Planned C-sections are usually safe surgeries. Women who undergo a planned Cesarean delivery are less likely to experience certain surgical complications, like infections or excessive blood loss, than women who have an emergency C-section. Despite the safety of this procedure in the U.S., an elective C-section is still major surgery. It carries serious risks, such as blood clots or organ injury, and some women may have a poor reaction to the anesthesia. Women who want to have more children may require a C-section for all future births.

Most women who undergo a C-section delivery also have longer recovery times than women who have a vaginal birth. They may spend more time in the hospital, have higher rates of infections postpartum, and experience more pain when they hold their babies or try to sleep.

On the other hand, women who give birth vaginally may be more likely to have urinary incontinence, which makes it harder to control the bladder. They may also suffer injuries to the pelvic floor or perineal tears (which are tears in the vaginal tissue). Vaginal birth is also typically a more painful process than elective C-sections, even when pain relief medications or injections are given.

Elective C-sections may prevent some pain and risk to the mother, and they may also spare her the pain or inconvenience of a long or complicated labor. When planned in advance, elective C-sections can normally prevent a baby from experiencing a lack of oxygen or an injury from the birth canal that a vaginal delivery can cause. Vaginal birth may offer the baby some benefits that a C-section cannot offer, however, such as exposure to helpful bacteria from the mother’s vaginal fluid. Some women may also find it easier to bond with their baby or successfully breastfeed after a vaginal birth. Long-term outcomes for children born from elective full-term C-sections do not differ from children born vaginally.

Requesting a C-Section: Making Your Decision

Before you decide on an elective C-section, try to get to the root of your concerns about vaginal birth.
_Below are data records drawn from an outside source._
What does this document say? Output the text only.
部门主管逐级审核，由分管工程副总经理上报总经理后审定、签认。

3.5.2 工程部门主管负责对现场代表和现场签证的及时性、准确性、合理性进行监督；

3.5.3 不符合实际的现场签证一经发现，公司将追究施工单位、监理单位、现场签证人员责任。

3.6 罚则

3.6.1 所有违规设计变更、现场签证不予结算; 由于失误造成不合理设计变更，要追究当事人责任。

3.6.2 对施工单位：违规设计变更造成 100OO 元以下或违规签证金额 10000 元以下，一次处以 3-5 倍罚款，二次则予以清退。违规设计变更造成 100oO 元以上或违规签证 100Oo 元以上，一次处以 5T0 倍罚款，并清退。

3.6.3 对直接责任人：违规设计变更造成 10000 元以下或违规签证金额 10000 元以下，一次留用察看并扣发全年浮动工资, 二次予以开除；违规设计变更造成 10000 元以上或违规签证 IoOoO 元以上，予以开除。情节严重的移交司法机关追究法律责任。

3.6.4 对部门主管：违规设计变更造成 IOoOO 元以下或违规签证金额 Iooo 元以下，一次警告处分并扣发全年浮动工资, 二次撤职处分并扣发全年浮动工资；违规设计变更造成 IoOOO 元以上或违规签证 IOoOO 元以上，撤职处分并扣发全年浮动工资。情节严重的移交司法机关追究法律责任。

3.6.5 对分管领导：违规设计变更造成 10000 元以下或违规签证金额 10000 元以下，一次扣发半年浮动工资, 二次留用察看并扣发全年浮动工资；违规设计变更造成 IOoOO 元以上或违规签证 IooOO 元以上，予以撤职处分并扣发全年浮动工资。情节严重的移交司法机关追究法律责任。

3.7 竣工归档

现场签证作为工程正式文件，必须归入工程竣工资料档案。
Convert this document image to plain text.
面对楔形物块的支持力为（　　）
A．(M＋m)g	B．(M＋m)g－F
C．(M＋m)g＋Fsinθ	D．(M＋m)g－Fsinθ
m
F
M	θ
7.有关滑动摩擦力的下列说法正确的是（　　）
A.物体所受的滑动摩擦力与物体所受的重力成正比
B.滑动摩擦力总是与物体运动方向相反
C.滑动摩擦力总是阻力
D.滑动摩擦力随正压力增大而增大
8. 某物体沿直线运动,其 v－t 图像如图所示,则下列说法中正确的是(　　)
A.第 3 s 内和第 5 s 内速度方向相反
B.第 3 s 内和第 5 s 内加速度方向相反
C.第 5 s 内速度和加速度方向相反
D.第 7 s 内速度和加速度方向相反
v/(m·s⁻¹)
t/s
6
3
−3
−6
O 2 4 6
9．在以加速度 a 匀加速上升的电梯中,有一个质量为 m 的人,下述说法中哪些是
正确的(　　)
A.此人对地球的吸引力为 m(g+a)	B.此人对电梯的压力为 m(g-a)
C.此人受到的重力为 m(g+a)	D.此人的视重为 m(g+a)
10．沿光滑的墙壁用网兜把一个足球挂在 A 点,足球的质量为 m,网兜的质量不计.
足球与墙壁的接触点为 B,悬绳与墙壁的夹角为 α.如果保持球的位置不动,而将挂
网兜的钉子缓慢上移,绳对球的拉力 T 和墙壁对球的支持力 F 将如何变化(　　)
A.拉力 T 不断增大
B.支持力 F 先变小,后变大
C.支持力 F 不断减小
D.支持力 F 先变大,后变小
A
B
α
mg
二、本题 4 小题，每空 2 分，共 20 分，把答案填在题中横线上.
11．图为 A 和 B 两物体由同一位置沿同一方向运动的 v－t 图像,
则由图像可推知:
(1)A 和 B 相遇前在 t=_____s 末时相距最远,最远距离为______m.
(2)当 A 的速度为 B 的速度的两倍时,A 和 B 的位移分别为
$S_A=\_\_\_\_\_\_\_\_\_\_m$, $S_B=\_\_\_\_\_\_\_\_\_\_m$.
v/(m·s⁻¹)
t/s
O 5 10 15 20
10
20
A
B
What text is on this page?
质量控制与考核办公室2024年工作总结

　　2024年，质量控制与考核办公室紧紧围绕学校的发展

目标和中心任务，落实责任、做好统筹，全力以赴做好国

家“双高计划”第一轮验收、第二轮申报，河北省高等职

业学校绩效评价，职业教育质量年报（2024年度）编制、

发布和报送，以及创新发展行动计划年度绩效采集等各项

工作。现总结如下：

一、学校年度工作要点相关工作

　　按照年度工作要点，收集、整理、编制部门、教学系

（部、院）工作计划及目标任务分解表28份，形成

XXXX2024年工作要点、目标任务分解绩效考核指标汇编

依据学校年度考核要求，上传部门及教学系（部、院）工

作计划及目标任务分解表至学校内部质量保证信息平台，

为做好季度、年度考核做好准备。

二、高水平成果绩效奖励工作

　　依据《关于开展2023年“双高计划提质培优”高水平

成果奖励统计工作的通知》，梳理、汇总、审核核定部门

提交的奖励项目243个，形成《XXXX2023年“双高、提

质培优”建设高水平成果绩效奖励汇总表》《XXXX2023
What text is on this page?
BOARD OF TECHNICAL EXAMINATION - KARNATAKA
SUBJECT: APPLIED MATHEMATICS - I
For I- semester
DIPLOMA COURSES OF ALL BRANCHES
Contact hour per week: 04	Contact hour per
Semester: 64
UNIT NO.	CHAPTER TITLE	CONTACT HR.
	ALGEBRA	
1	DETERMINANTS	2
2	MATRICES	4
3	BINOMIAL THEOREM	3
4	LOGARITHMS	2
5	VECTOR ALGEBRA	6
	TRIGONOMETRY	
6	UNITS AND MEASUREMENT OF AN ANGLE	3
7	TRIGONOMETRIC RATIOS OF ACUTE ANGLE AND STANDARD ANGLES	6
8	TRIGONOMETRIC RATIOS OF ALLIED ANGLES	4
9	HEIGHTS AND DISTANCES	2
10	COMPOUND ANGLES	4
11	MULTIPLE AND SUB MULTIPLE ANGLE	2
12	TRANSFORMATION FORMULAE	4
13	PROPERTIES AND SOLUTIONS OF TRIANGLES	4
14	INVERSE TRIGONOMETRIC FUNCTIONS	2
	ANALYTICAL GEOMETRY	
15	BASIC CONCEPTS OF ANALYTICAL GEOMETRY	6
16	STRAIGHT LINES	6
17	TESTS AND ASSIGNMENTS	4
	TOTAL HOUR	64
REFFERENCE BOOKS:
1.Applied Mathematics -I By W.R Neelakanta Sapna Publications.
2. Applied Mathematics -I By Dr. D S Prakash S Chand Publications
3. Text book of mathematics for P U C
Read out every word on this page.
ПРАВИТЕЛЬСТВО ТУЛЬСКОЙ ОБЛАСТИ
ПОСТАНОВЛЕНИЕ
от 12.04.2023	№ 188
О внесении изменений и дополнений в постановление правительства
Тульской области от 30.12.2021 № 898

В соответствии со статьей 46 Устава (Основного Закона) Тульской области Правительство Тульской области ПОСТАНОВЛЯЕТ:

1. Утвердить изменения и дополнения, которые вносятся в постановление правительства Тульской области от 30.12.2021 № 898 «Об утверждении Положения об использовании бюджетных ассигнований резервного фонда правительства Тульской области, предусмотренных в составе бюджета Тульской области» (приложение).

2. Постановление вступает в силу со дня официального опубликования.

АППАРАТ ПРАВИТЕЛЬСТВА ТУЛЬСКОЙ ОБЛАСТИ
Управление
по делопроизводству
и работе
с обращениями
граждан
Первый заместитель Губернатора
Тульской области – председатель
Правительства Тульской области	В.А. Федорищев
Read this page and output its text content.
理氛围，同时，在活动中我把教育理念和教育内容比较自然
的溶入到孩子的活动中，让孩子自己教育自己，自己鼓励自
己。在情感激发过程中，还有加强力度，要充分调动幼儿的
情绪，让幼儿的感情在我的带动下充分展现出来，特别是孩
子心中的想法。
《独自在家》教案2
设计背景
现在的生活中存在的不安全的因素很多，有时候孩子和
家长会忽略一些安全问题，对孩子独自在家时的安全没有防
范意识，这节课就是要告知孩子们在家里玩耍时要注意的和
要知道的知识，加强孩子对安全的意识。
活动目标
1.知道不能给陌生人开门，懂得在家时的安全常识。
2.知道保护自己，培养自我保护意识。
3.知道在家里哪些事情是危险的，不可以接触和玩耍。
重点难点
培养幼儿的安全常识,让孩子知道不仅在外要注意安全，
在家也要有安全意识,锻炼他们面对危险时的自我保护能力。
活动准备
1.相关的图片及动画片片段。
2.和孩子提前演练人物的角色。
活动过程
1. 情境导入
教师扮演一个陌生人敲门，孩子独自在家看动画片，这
Taking a Lamaze class or talking with a birth coach may help relieve anxieties about vaginal birth and help you have a smooth vaginal delivery. If you decide to request a Cesarean delivery, be prepared to explain your reasons to a healthcare provider. Finally, remember that your childbirth method has to be a personal decision that you make for you and your baby. Each birth method has risks and rewards, so weigh your options carefully before making your decision.